Selain janji politik Jokowi-JK yang belum ditunaikan, terdapat kasus-kasus pelanggaran HAM aktual yang juga terjadi sepanjang 2018, antara lain: praktik pembunuhan ekstra yudisial, di mana Polri melakukan tembak mati terhadap pelaku kejahatan tanpa memenuhi standar optimum penggunaan senjata api; vonis mati terhadap pelaku kejahatan yang menunjukkan belum ada upaya serius pemerintah melakukan penghapusan praktik hukuman mati; persekusi terhadap kelompok minoritas keagamaan dan sejumlah praktik penyiksaan.
Pada bidang hukum, Jokowi gagal mengelola Program Legislasi Nasional (Prolegnas) dan kewenangan legislasinya untuk memproduksi berbagai UU yang secara nyata dibutuhkan oleh rakyat. Publik juga belum memperoleh keyakinan atas kinerja penegak hukum dan integritas pejabat di bidang hukum. Kementerian Hukum dan HAM, belum efektif menjadi pejabat publik dan lebih merepresentasikan diri sebagai wakil partai dan menjadi pelindung kepentingan politik partai.
Pada bidang HAM, prestasi Jokowi hanya menerbitkan Perpres No. 75/2005 Tentang RANHAM 2015-2019, dengan materi muatan yang mirip program kerja lembaga kajian bukan sebagai rencana pemerintah. Kualitas RANHAM sangat buruk dibanding sebelumnya. Sisanya, Jokowi melalui para pembantunya hanya bikin gaduh dengan ide rekonsiliasi tanpa pengungkapan kebenaran. Gagasan menyesatkan ini sampai sekarang terus bergulir. Empat (4) tahun ini juga pelanggaran HAM terjadi, Tolikara, Aceh Singkil, Lumajang, pembiaran pengungsi Syiah dan Ahmadiyah, kriminalisasi kebebasan berpendapat, berekspresi, dll.

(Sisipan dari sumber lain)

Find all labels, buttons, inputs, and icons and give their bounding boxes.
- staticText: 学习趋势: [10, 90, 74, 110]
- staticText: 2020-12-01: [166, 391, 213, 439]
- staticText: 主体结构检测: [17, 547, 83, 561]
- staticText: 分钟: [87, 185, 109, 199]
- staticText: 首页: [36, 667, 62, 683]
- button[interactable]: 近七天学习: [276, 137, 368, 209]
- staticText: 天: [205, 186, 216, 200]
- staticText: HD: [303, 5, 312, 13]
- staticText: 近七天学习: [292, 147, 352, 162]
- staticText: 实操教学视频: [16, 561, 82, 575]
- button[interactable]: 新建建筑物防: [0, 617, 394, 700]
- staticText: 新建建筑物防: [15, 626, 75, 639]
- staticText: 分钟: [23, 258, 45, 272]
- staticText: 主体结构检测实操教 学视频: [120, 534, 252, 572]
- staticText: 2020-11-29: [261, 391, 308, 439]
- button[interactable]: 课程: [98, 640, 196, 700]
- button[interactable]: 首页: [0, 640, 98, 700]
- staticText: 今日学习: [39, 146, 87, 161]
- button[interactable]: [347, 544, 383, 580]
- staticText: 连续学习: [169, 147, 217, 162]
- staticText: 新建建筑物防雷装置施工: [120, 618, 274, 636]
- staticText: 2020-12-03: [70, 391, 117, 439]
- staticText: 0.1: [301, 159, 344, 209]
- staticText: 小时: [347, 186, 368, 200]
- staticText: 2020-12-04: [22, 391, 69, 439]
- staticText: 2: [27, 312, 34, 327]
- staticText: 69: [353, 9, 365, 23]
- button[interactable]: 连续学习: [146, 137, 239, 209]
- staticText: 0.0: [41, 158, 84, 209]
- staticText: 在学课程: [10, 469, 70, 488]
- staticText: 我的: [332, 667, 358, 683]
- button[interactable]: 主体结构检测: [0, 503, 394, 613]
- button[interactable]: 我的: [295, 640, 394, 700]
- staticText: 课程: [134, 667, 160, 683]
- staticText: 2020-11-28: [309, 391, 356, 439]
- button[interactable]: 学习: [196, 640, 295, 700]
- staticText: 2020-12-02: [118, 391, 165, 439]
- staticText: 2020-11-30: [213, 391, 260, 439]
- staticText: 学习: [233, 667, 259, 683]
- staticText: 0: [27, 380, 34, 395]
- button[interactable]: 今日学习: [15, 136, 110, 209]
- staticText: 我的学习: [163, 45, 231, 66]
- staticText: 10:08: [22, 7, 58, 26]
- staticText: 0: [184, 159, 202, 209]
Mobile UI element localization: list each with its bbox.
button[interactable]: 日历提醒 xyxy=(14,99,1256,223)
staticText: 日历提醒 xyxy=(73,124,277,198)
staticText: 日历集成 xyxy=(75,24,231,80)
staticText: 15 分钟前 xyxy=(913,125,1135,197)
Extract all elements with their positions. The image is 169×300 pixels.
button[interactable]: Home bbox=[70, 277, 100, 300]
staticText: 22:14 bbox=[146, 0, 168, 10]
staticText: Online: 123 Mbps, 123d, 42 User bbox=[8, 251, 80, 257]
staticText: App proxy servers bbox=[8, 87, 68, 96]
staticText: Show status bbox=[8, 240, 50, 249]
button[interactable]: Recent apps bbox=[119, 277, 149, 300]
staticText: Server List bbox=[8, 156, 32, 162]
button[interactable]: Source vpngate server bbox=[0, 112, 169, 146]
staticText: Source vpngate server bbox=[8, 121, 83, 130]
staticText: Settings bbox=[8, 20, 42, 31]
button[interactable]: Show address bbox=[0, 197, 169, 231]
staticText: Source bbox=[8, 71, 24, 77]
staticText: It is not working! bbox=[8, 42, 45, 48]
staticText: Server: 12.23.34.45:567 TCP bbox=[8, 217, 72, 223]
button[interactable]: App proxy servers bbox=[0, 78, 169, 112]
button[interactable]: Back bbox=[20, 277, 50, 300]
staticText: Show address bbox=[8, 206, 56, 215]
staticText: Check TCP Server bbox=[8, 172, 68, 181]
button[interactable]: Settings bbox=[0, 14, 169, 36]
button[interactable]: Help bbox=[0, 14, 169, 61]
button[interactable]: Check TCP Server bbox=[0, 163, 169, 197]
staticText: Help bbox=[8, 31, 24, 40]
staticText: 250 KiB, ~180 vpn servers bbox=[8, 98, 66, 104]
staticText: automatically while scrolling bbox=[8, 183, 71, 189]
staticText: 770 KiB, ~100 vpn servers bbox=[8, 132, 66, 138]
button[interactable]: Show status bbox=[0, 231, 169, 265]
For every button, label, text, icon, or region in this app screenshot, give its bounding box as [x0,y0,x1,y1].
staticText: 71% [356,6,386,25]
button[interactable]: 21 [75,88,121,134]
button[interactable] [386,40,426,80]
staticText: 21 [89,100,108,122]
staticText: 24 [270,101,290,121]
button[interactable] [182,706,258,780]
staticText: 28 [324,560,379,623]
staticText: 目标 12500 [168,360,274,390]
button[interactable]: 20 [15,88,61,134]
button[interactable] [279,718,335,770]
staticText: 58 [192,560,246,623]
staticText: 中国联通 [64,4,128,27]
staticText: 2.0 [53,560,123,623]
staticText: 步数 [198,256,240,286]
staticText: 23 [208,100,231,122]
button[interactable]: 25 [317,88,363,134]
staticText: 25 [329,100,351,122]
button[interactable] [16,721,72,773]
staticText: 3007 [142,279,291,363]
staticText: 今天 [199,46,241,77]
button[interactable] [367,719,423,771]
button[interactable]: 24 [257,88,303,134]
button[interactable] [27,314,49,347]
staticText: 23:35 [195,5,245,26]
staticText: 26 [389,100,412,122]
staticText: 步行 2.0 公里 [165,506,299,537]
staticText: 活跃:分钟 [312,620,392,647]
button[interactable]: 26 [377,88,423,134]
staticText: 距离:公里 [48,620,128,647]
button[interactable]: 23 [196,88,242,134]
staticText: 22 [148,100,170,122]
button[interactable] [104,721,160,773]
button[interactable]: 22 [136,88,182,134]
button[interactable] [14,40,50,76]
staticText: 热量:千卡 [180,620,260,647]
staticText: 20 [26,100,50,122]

Padahal, jika kita periksa, maka terdapat janji-janji yang semestinya bisa ditunaikan dan akan membawa kemajuan republik antara lain: Dalam visi misi Jokowi-JK, yang nantinya akan menjadi bagian tak terpisahkan dari rencana pembangunan jangka menengah nasional (RPJMN) 2014-2019, mereka berjanji: akan memperkuat kehadiran negara dalam reformasi sistem hukum dan penegakan hukum yang bebas korupsi, bermartabat, dan terpercaya; mengevaluasi produk hukum yang diskiminatif, mengevaluasi produk hukum yang bertentangan dengan HAM; dan membentuk pengadilan HAM untuk mengungkap kebenaran dan memberikan keadilan bagi korban pelanggaran HAM masa lalu.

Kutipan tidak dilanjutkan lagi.